Rattling Forks Brings Bucks Running
Don’t get rattled!
If you mash a set of Rattling Forks and a big buck runs right into your lap, maintain your composure. That’s what’s supposed to happen.
Last fall I crouched beside a fallen oak log in Nebraska to demonstrate rattling action for an episode of Winchester World of Whitetail on Outdoor Channel. We’d rattled in three bucks at this location two days earlier, but the cameraman wanted to fine tune some b-roll close ups, so I went through the process again. I guess the whitetails didn’t know we weren’t serious because a splendid 5x5 ran to within 15 yards of me.
The rut-befuddled buck was so eager to see the fight that he didn’t even notice the videographer standing in the open. I was able to turn around and raise my rifle before the buck prance off. As soon as I clashed my Rattling Forks again, he stopped, still within reasonable bow range. Hamming for the camera, I rattled some more, and that lured a second buck over the hill. So there stood a couple of prime 3-year-old bucks, a 140-class 5x5 and an eye-popping 4x4 with towering tines, one right behind the other, both inside of 70 yards and me with a rifle and an unfilled tag I wasn't willing to spend until I rattled in a bigger buck. And I eventually would.
We were hunting an ordinary cattle ranch. No high fences, no feeders, no genetic manipulation. These were wild deer, pursued annually by archers and riflemen. They came to the rattling so aggressively because of their own biology coupled with a healthy buck-doe ratio and a strong population of mature bucks. This increases competition and response to rattling and calling. I’ve seen it work from central Canada to the Mexico border, but never quite so well as last fall at Laughing Water Ranch with my bright, orange Rattling Forks.
What the Rattling Forks contributed to our success was volume and convenience. Real whitetail antlers would have worked, and I’ve used them for decades, but they aren’t nearly as compact, packable and convenient as a pair of Rattling Forks. With just two tines per side, Rattling Forks fit easily into my ALPS pack without poking holes in it, drape comfortably over my shoulder without poking holes in me, and still manage to put out more volume than any real antlers I’ve ever used.

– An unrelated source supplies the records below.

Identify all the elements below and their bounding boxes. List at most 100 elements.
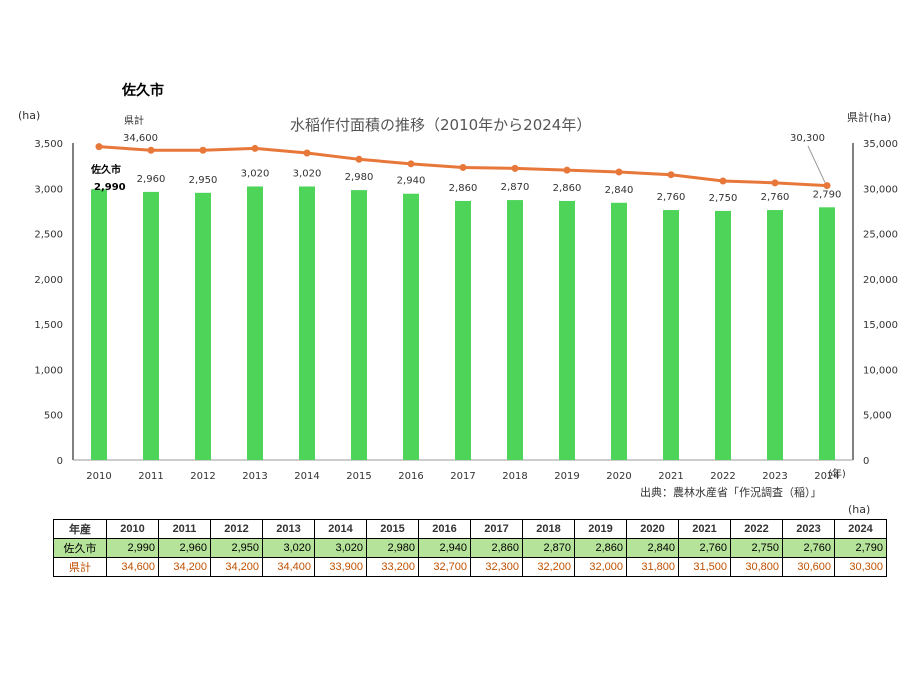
pref-last-label: 30,300 (790, 133, 825, 144)
pref-point (407, 160, 415, 168)
pref-point (251, 144, 259, 152)
right-tick-label: 15,000 (863, 320, 898, 331)
city-title: 佐久市 (122, 83, 164, 99)
left-tick-label: 2,000 (34, 275, 63, 286)
x-tick-label: 2017 (450, 471, 475, 482)
bar (819, 207, 835, 460)
right-tick-label: 35,000 (863, 139, 898, 150)
table-year-header: 2016 (418, 519, 471, 539)
bar-data-label: 2,990 (94, 182, 126, 193)
left-axis-unit: (ha) (18, 109, 41, 122)
table-cell: 2,860 (470, 538, 523, 558)
bar (403, 193, 419, 460)
bar-data-label: 2,980 (345, 172, 374, 183)
table-year-header: 2023 (782, 519, 835, 539)
table-cell: 32,700 (418, 557, 471, 577)
right-tick-label: 30,000 (863, 184, 898, 195)
table-cell: 31,500 (678, 557, 731, 577)
table-cell: 2,760 (782, 538, 835, 558)
table-year-header: 2024 (834, 519, 887, 539)
table-cell: 2,790 (834, 538, 887, 558)
pref-point (459, 163, 467, 171)
table-year-header: 2014 (314, 519, 367, 539)
table-cell: 2,940 (418, 538, 471, 558)
bar-data-label: 2,950 (189, 175, 218, 186)
pref-point (719, 177, 727, 185)
pref-series-label: 県計 (124, 114, 144, 127)
bar (247, 186, 263, 460)
table-cell: 2,870 (522, 538, 575, 558)
table-cell: 2,950 (210, 538, 263, 558)
city-series-label: 佐久市 (90, 163, 121, 176)
pref-point (667, 171, 675, 179)
bar (559, 200, 575, 461)
table-year-header: 2015 (366, 519, 419, 539)
table-cell: 32,200 (522, 557, 575, 577)
right-axis-unit: 県計(ha) (847, 111, 892, 124)
table-year-header: 2011 (158, 519, 211, 539)
table-cell: 33,900 (314, 557, 367, 577)
table-row-label: 佐久市 (53, 538, 107, 558)
bar (299, 186, 315, 460)
table-cell: 2,990 (106, 538, 159, 558)
x-tick-label: 2012 (190, 471, 215, 482)
right-tick-label: 20,000 (863, 275, 898, 286)
bar-data-label: 2,750 (709, 193, 738, 204)
bar-data-label: 3,020 (293, 168, 322, 179)
x-tick-label: 2014 (294, 471, 319, 482)
x-tick-label: 2010 (86, 471, 111, 482)
pref-point (823, 182, 831, 190)
x-tick-label: 2021 (658, 471, 683, 482)
bar (143, 191, 159, 460)
x-tick-label: 2016 (398, 471, 423, 482)
left-tick-label: 1,500 (34, 320, 63, 331)
table-cell: 30,800 (730, 557, 783, 577)
x-tick-label: 2011 (138, 471, 163, 482)
table-cell: 2,840 (626, 538, 679, 558)
bar-data-label: 2,860 (449, 183, 478, 194)
table-cell: 32,000 (574, 557, 627, 577)
table-cell: 34,600 (106, 557, 159, 577)
bar (611, 202, 627, 460)
table-cell: 2,750 (730, 538, 783, 558)
table-year-header: 2018 (522, 519, 575, 539)
table-cell: 34,200 (210, 557, 263, 577)
pref-point (615, 168, 623, 176)
pref-point (355, 155, 363, 163)
bar (195, 192, 211, 461)
pref-first-label: 34,600 (123, 133, 158, 144)
bar-data-label: 2,960 (137, 174, 166, 185)
table-header-label: 年産 (53, 519, 107, 539)
bar-data-label: 2,940 (397, 176, 426, 187)
table-cell: 30,600 (782, 557, 835, 577)
table-year-header: 2019 (574, 519, 627, 539)
x-tick-label: 2024 (814, 471, 839, 482)
bar-data-label: 2,870 (501, 182, 530, 193)
table-cell: 2,860 (574, 538, 627, 558)
x-tick-label: 2019 (554, 471, 579, 482)
table-cell: 2,980 (366, 538, 419, 558)
x-tick-label: 2018 (502, 471, 527, 482)
table-cell: 34,400 (262, 557, 315, 577)
right-tick-label: 10,000 (863, 365, 898, 376)
bar-data-label: 2,760 (761, 192, 790, 203)
table-cell: 3,020 (262, 538, 315, 558)
table-cell: 2,760 (678, 538, 731, 558)
bar-data-label: 2,840 (605, 185, 634, 196)
bar (455, 200, 471, 461)
table-year-header: 2020 (626, 519, 679, 539)
bar-data-label: 2,760 (657, 192, 686, 203)
table-year-header: 2021 (678, 519, 731, 539)
table-year-header: 2022 (730, 519, 783, 539)
bar (767, 210, 783, 460)
table-year-header: 2012 (210, 519, 263, 539)
table-year-header: 2010 (106, 519, 159, 539)
bar-data-label: 2,860 (553, 183, 582, 194)
left-tick-label: 1,000 (34, 365, 63, 376)
table-cell: 31,800 (626, 557, 679, 577)
table-row: 佐久市 2,990 2,960 2,950 3,020 3,020 2,980 2,940 2,… (53, 538, 887, 558)
left-tick-label: 0 (57, 456, 63, 467)
bar (663, 210, 679, 460)
x-tick-label: 2023 (762, 471, 787, 482)
pref-point (199, 146, 207, 154)
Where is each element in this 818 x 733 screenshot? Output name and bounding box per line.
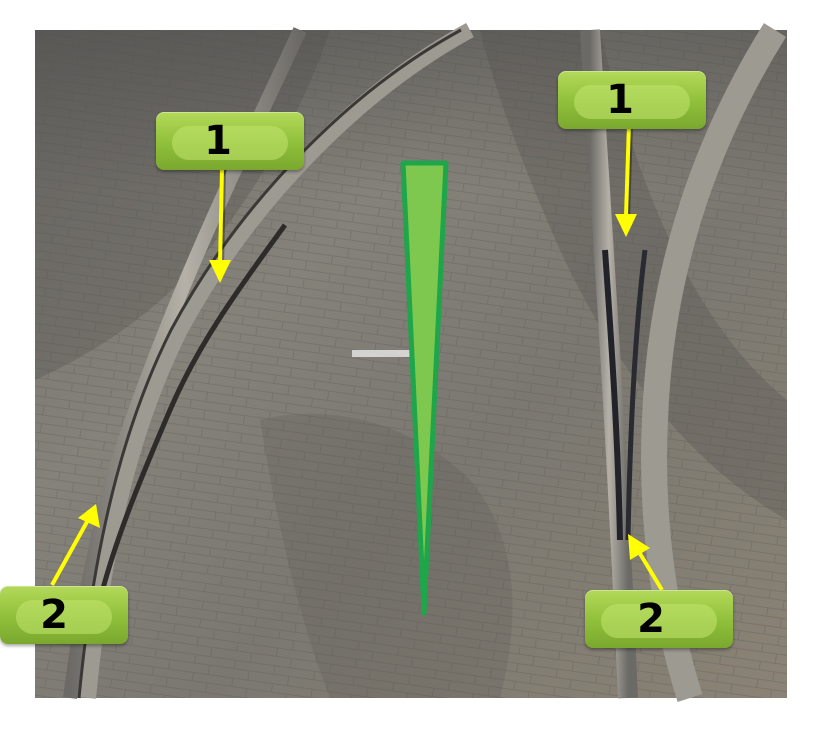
callout-number: 2 xyxy=(637,596,665,642)
callout-label-1: 1 xyxy=(156,112,304,170)
callout-label-1: 1 xyxy=(558,71,706,129)
pavement-marker xyxy=(352,350,410,357)
left-rail-groove xyxy=(77,28,462,699)
arrow-icon xyxy=(615,122,637,237)
callout-label-2: 2 xyxy=(585,590,733,648)
right-switch-blade xyxy=(625,249,648,541)
callout-number: 1 xyxy=(606,77,634,123)
arrow-icon xyxy=(628,534,664,592)
left-switch-blade xyxy=(97,223,288,601)
shadow-band xyxy=(260,413,513,698)
wedge-icon xyxy=(400,160,449,616)
callout-label-2: 2 xyxy=(0,586,128,644)
left-rail-curve xyxy=(80,22,474,699)
callout-number: 1 xyxy=(204,118,232,164)
arrow-icon xyxy=(50,504,100,586)
right-switch-blade xyxy=(602,249,623,541)
arrow-icon xyxy=(209,167,231,283)
callout-number: 2 xyxy=(40,592,68,638)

It’s difficult to find real whitetail antlers with the mass of Rattling Forks, and if I ever did, I think I’d hang them in a place of honor, not risk breaking them in a rattling frenzy.
Big rattling volume probably isn’t mandatory — whitetails have incredible hearing — but on windy days and when reaching across the big country I hunt in the West and Plains States, it seems to make a difference. The day after I rattled in the two bucks above, Wade Hollenbeck and I rattled a 130-class 3-year-old 600 yards across an open hay field. Simultaneously, a 140-class 5x5 came in off a wooded hill about 300 yards to our left. The pair met right in front of us, close.
My patience paid dividends on the fifth afternoon of the hunt. At last light the previous evening I’d seen, feeding under a center pivot, a tall, wide 5x5 that looked like one Wade had captured on camera the previous week. It was nearly 400 yards away, so I didn't risk a shot. Another hunter had glimpsed what he described as the same buck in the area two days before. To hunt this spot, I set up the next afternoon on the fringe of a tiny, grassy creek curling through the alfalfa field about 170 yards from where the buck had been feeding. I began rattling about 2 hours before dark.
With breeding activity well underway, many bucks were occupied and less than eager to respond, but after about a half hour of on-and-off rattling, I spied a hopeful young 4x4 loping in. That’s classic. The area’s big boy was probably camped with a doe, leaving the youngsters to troll. After this one moved on, I indulged two more rattle sequences and was beginning to doubt my chances when Mr. Wonderful stepped to the edge of the woods and stared right at me, just 200 yards away.
I laid the Rattling Forks in the grass, leveled my Model 70 30-06 and tried to not fixate on the antlers looming at 6X in my Leupold VX-3. I had to wait, don’t forget, for the videographer to give me the go ahead. This is the downside of filming deer hunting for TV. The actual hunting has to take a back seat to the filming! (And you thought it was all sunshine and lollipops.) But cameraman George Desort and I had practiced this routine many times. I trusted him to do his part, and when he whispered he was ready, I launched a 150-grain bullet across 200 yards of moist, frigid Nebraska air and into the neck of the biggest whitetail I’ve ever rattled in. We green scored his rack at 179 inches, gross.
Had these rattling adventures been my only success last year I’d have been tickled with the Rattling Forks, but over the next few weeks I employed them to suck in four 130- to 140-class bucks in another part of Nebraska, two in Kansas and six in Texas. I was then so impressed that I talked Rattling Forks' creator, Steven Ray, into building me a customized, lighter and more compact pair. He called them the Stalker, put my signature on them and has made them a regular order item. Pretty cool.
I can't guarantee you'll rattle in a bunch of bucks if you use a Rattling Forks Stalker, but I'll sell you one and let you try. I'd be disappointed and surprised if you didn't succeed.